This is the implementation for the paper HarnessLLM: Automatic Testing Harness Generation via Reinforcement Learning. We propose a framework that trains LLMs to generate automatic test harnesses.
conda create -n harness python=3.10 -y
conda activate harness
USE_MEGATRON=0 bash scripts/install_vllm_sglang_mcore.sh
pip install --no-deps -e .
conda install conda-forge::python-prctlFirst, generate test cases with a model on a specific dataset:
bash bashes/generate.sh {model} {data} {prompt} {port}
where prompt can be harness or inputoutput. For example, to run our model on LCB Seen version, run:
bash bashes/generate.sh Shiyu-Lab/HarnessLLM_RL_Qwen3_4B Shiyu-Lab/Testcase_LCB_Seen harness 30000
Next, evaluate the generated test cases with:
python -m scripts.eval {model} {prompt} --data_path {data}
For example, to evaluate the above-generated test cases, run:
python -m scripts.eval Shiyu-Lab/HarnessLLM_RL_Qwen3_4B harness --data_path Shiyu-Lab/Testcase_LCB_Seen
You can also run bash bashes/generate_and_eval_testcase.sh to evaluate on all datasets.

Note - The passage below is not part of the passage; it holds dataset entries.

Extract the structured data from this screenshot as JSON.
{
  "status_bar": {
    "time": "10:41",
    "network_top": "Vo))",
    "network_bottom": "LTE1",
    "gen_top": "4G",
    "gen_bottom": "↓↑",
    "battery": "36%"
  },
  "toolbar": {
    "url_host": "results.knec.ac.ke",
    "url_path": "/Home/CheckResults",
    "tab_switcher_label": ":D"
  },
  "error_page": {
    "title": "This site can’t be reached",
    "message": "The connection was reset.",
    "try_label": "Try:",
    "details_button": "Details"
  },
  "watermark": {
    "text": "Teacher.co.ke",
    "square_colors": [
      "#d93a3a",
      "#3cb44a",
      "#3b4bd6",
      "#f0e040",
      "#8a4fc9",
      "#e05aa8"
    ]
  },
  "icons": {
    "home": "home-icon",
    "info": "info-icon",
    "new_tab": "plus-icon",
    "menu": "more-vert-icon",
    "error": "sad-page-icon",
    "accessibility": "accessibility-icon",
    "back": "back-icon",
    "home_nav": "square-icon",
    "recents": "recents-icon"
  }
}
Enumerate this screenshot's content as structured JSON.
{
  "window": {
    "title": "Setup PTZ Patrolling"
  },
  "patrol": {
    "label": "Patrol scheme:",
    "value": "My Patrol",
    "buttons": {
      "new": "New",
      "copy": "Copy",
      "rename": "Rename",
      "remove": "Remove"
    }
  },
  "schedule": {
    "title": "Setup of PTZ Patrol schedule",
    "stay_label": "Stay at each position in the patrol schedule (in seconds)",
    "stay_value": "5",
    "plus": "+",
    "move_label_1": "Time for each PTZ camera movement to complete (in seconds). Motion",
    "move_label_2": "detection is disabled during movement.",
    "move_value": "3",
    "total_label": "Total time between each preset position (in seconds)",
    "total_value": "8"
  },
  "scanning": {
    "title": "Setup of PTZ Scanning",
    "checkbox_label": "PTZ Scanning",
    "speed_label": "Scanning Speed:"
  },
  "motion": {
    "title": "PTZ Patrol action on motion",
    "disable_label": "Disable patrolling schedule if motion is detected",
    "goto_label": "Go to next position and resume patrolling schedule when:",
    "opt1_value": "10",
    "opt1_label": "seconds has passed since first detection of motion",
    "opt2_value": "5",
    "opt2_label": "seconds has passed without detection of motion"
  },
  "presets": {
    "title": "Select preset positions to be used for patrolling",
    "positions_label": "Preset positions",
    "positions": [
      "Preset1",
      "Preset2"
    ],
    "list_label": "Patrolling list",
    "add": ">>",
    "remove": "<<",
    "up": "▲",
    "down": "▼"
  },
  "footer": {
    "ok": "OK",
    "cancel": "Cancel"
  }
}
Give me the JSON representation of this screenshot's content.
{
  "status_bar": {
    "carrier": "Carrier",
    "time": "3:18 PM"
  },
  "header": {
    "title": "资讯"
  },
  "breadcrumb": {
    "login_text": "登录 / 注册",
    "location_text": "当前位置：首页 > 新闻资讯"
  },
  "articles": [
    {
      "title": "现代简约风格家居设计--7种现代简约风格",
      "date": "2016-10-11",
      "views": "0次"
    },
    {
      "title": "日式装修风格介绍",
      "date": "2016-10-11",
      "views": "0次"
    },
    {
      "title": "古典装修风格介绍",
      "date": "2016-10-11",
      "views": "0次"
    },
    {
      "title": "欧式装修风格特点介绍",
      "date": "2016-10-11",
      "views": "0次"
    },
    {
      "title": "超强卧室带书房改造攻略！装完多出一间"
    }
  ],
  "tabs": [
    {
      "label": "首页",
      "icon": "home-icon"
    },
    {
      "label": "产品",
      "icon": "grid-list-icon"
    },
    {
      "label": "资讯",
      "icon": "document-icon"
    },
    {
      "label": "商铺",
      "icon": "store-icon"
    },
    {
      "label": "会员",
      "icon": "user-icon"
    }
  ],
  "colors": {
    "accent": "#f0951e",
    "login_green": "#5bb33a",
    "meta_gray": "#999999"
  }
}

We use LLaMA-Factory for SFT training.
You can download our training data from Huggingface. The config file we use for SFT training is scripts/qwen3_sft.yaml. You can follow the instructions on LLaMA-Factory to launch training.

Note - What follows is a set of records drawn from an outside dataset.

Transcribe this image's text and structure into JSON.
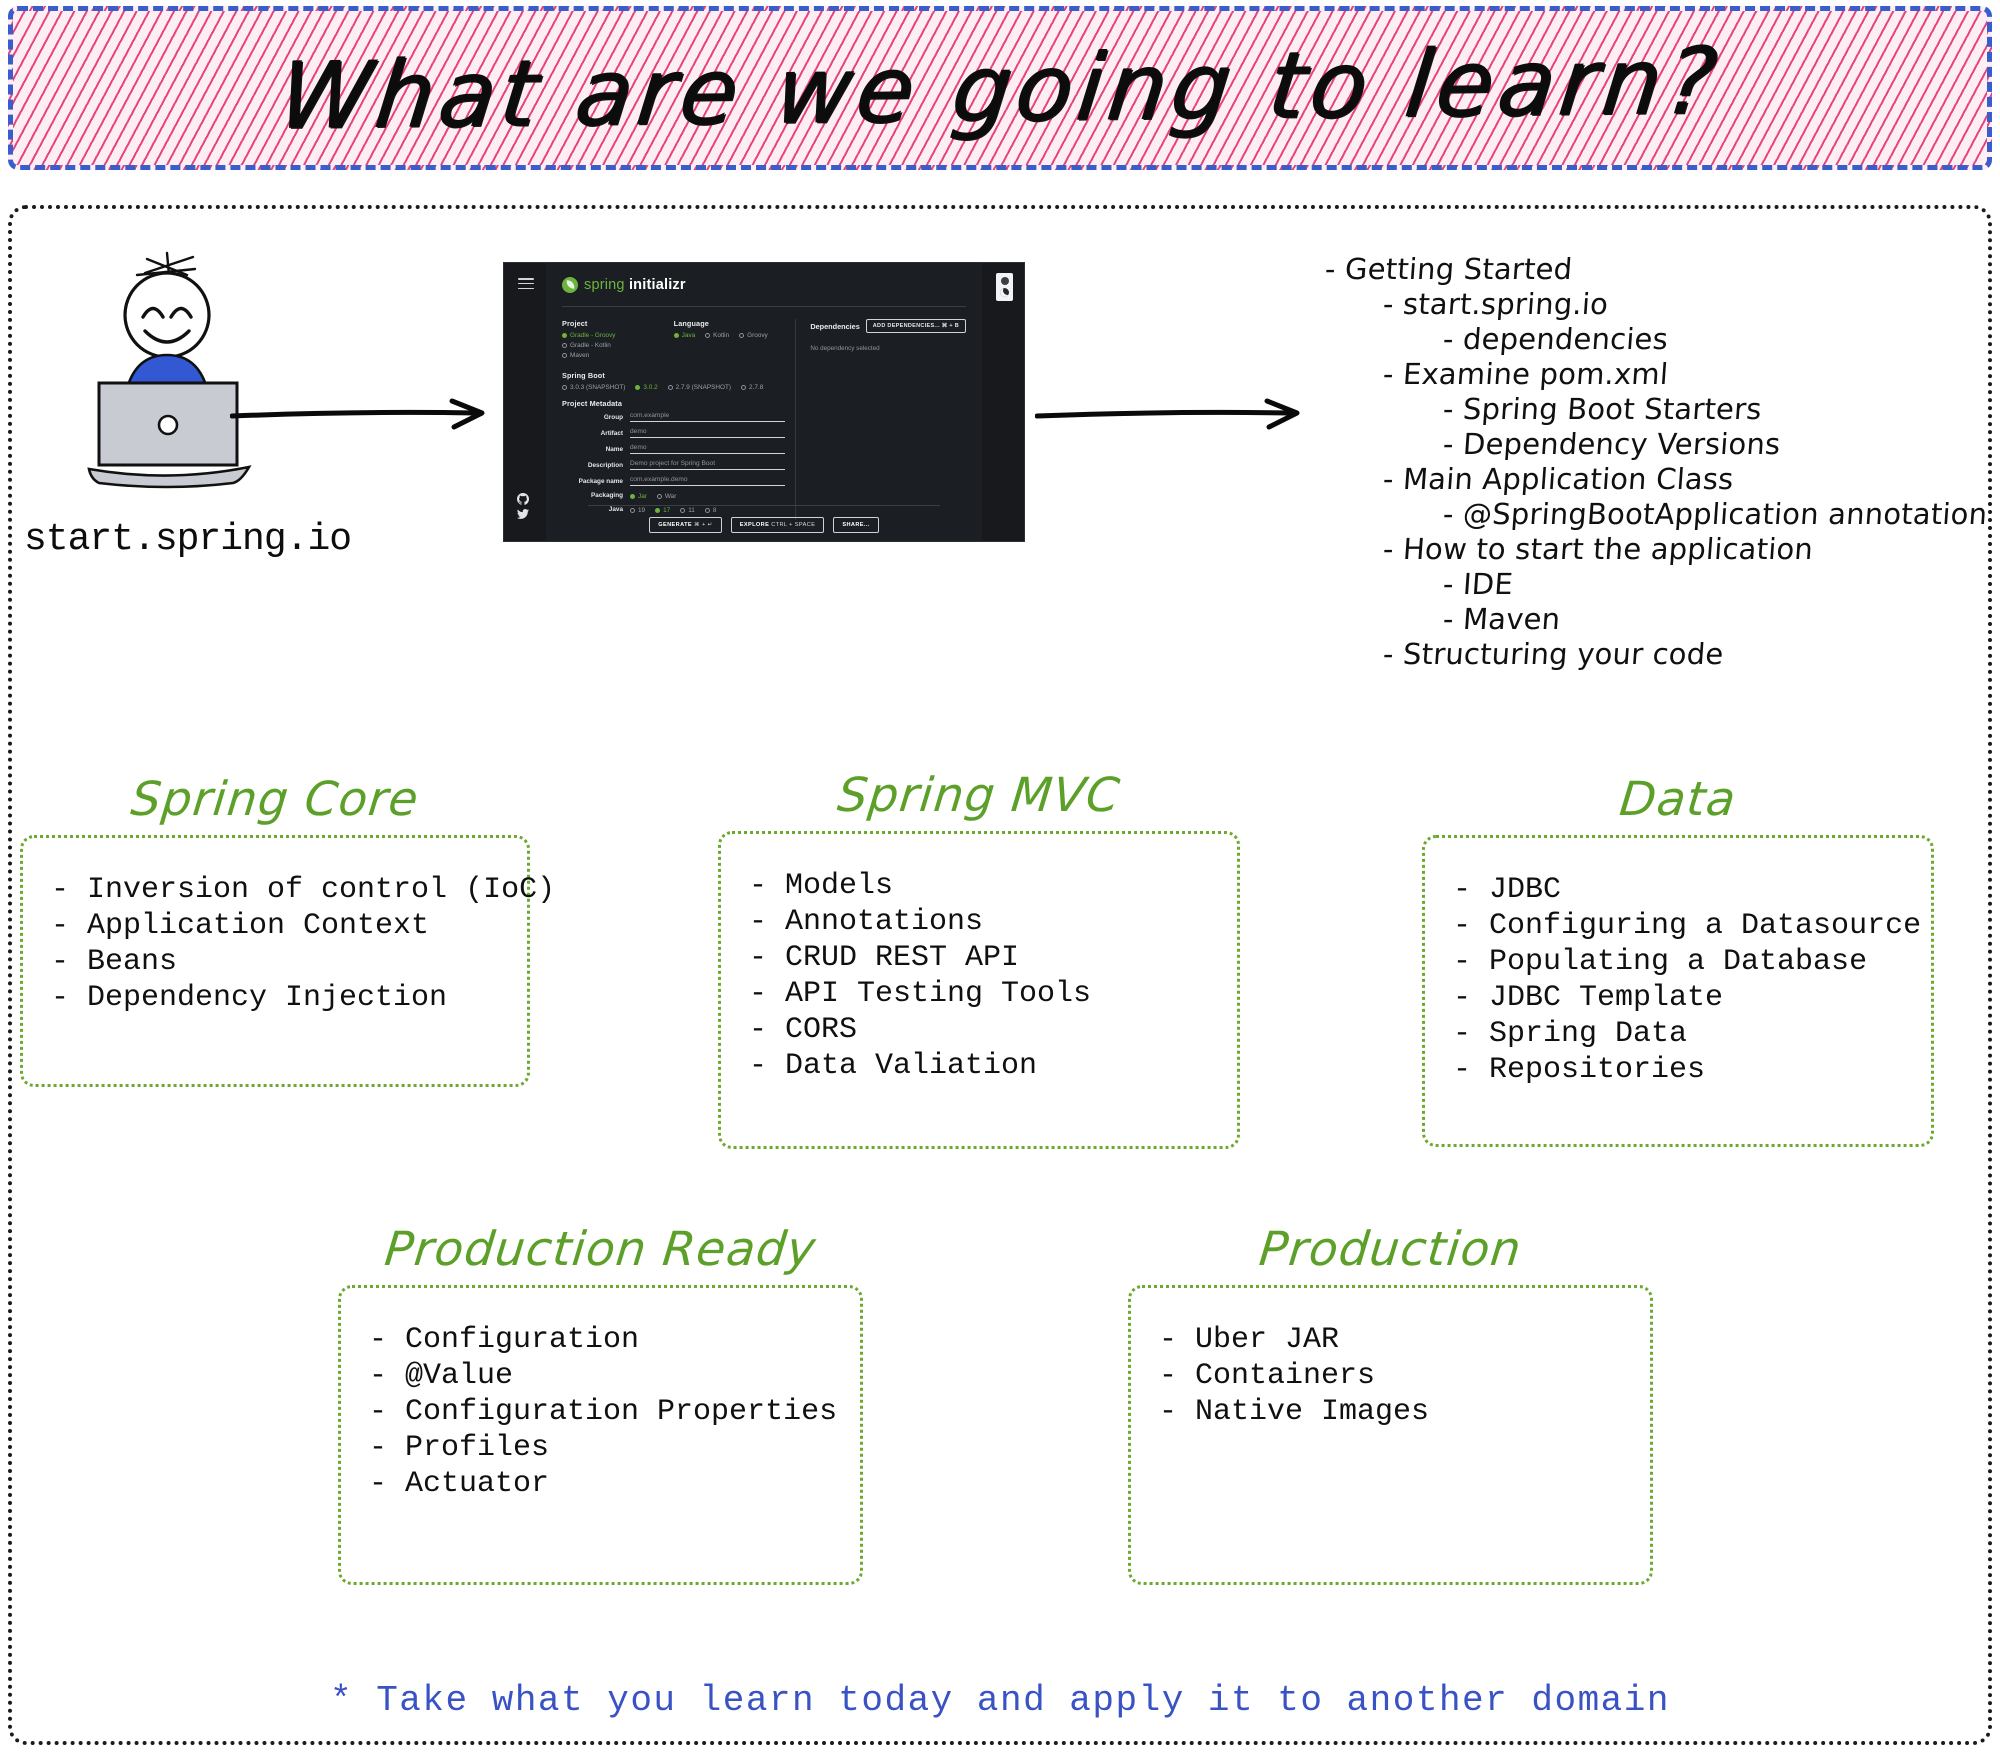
{
  "title": {
    "text": "What are we going to learn?",
    "border_color": "#3a5ccc",
    "hatch_color": "#e8457a"
  },
  "diagram": {
    "source_label": "start.spring.io",
    "person_icon": "person-at-laptop-icon",
    "arrow_1_icon": "arrow-right-icon",
    "arrow_2_icon": "arrow-right-icon"
  },
  "initializr": {
    "brand_green": "spring",
    "brand_white": "initializr",
    "menu_icon": "hamburger-menu-icon",
    "theme_toggle_icon": "theme-toggle-icon",
    "github_icon": "github-icon",
    "twitter_icon": "twitter-icon",
    "sections": {
      "project": {
        "label": "Project",
        "options": [
          {
            "label": "Gradle - Groovy",
            "selected": true
          },
          {
            "label": "Gradle - Kotlin",
            "selected": false
          },
          {
            "label": "Maven",
            "selected": false
          }
        ]
      },
      "language": {
        "label": "Language",
        "options": [
          {
            "label": "Java",
            "selected": true
          },
          {
            "label": "Kotlin",
            "selected": false
          },
          {
            "label": "Groovy",
            "selected": false
          }
        ]
      },
      "spring_boot": {
        "label": "Spring Boot",
        "options": [
          {
            "label": "3.0.3 (SNAPSHOT)",
            "selected": false
          },
          {
            "label": "3.0.2",
            "selected": true
          },
          {
            "label": "2.7.9 (SNAPSHOT)",
            "selected": false
          },
          {
            "label": "2.7.8",
            "selected": false
          }
        ]
      },
      "metadata": {
        "label": "Project Metadata",
        "fields": [
          {
            "label": "Group",
            "value": "com.example"
          },
          {
            "label": "Artifact",
            "value": "demo"
          },
          {
            "label": "Name",
            "value": "demo"
          },
          {
            "label": "Description",
            "value": "Demo project for Spring Boot"
          },
          {
            "label": "Package name",
            "value": "com.example.demo"
          }
        ],
        "packaging": {
          "label": "Packaging",
          "options": [
            {
              "label": "Jar",
              "selected": true
            },
            {
              "label": "War",
              "selected": false
            }
          ]
        },
        "java": {
          "label": "Java",
          "options": [
            {
              "label": "19",
              "selected": false
            },
            {
              "label": "17",
              "selected": true
            },
            {
              "label": "11",
              "selected": false
            },
            {
              "label": "8",
              "selected": false
            }
          ]
        }
      },
      "dependencies": {
        "label": "Dependencies",
        "add_button": "ADD DEPENDENCIES...  ⌘ + B",
        "empty_text": "No dependency selected"
      }
    },
    "footer_buttons": [
      {
        "label": "GENERATE",
        "shortcut": "⌘ + ↵"
      },
      {
        "label": "EXPLORE",
        "shortcut": "CTRL + SPACE"
      },
      {
        "label": "SHARE...",
        "shortcut": ""
      }
    ]
  },
  "outline": [
    {
      "level": 0,
      "text": "- Getting Started"
    },
    {
      "level": 1,
      "text": "- start.spring.io"
    },
    {
      "level": 2,
      "text": "- dependencies"
    },
    {
      "level": 1,
      "text": "- Examine pom.xml"
    },
    {
      "level": 2,
      "text": "- Spring Boot Starters"
    },
    {
      "level": 2,
      "text": "- Dependency Versions"
    },
    {
      "level": 1,
      "text": "- Main Application Class"
    },
    {
      "level": 2,
      "text": "- @SpringBootApplication annotation"
    },
    {
      "level": 1,
      "text": "- How to start the application"
    },
    {
      "level": 2,
      "text": "- IDE"
    },
    {
      "level": 2,
      "text": "- Maven"
    },
    {
      "level": 1,
      "text": "- Structuring your code"
    }
  ],
  "cards": [
    {
      "title": "Spring Core",
      "items": [
        "- Inversion of control (IoC)",
        "- Application Context",
        "- Beans",
        "- Dependency Injection"
      ]
    },
    {
      "title": "Spring MVC",
      "items": [
        "- Models",
        "- Annotations",
        "- CRUD REST API",
        "- API Testing Tools",
        "- CORS",
        "- Data Valiation"
      ]
    },
    {
      "title": "Data",
      "items": [
        "- JDBC",
        "- Configuring a Datasource",
        "- Populating a Database",
        "- JDBC Template",
        "- Spring Data",
        "- Repositories"
      ]
    },
    {
      "title": "Production Ready",
      "items": [
        "- Configuration",
        "- @Value",
        "- Configuration Properties",
        "- Profiles",
        "- Actuator"
      ]
    },
    {
      "title": "Production",
      "items": [
        "- Uber JAR",
        "- Containers",
        "- Native Images"
      ]
    }
  ],
  "footnote": "* Take what you learn today and apply it to another domain",
  "colors": {
    "green_heading": "#5ca02a",
    "green_border": "#6ea82e",
    "blue_footnote": "#3a53c4",
    "pink_hatch": "#e8457a",
    "blue_dash": "#3a5ccc"
  }
}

Use the script examples/grpo_trainer/run_harness.sh to train our model.
@misc{liu2025harnessllmautomatictestingharness,
title={HarnessLLM: Automatic Testing Harness Generation via Reinforcement Learning},
author={Yujian Liu and Jiabao Ji and Yang Zhang and Wenbo Guo and Tommi Jaakkola and Shiyu Chang},
year={2025},
eprint={2511.01104},
archivePrefix={arXiv},
primaryClass={cs.SE},
url={https://arxiv.org/abs/2511.01104},
}
Our implementation is based on Verl.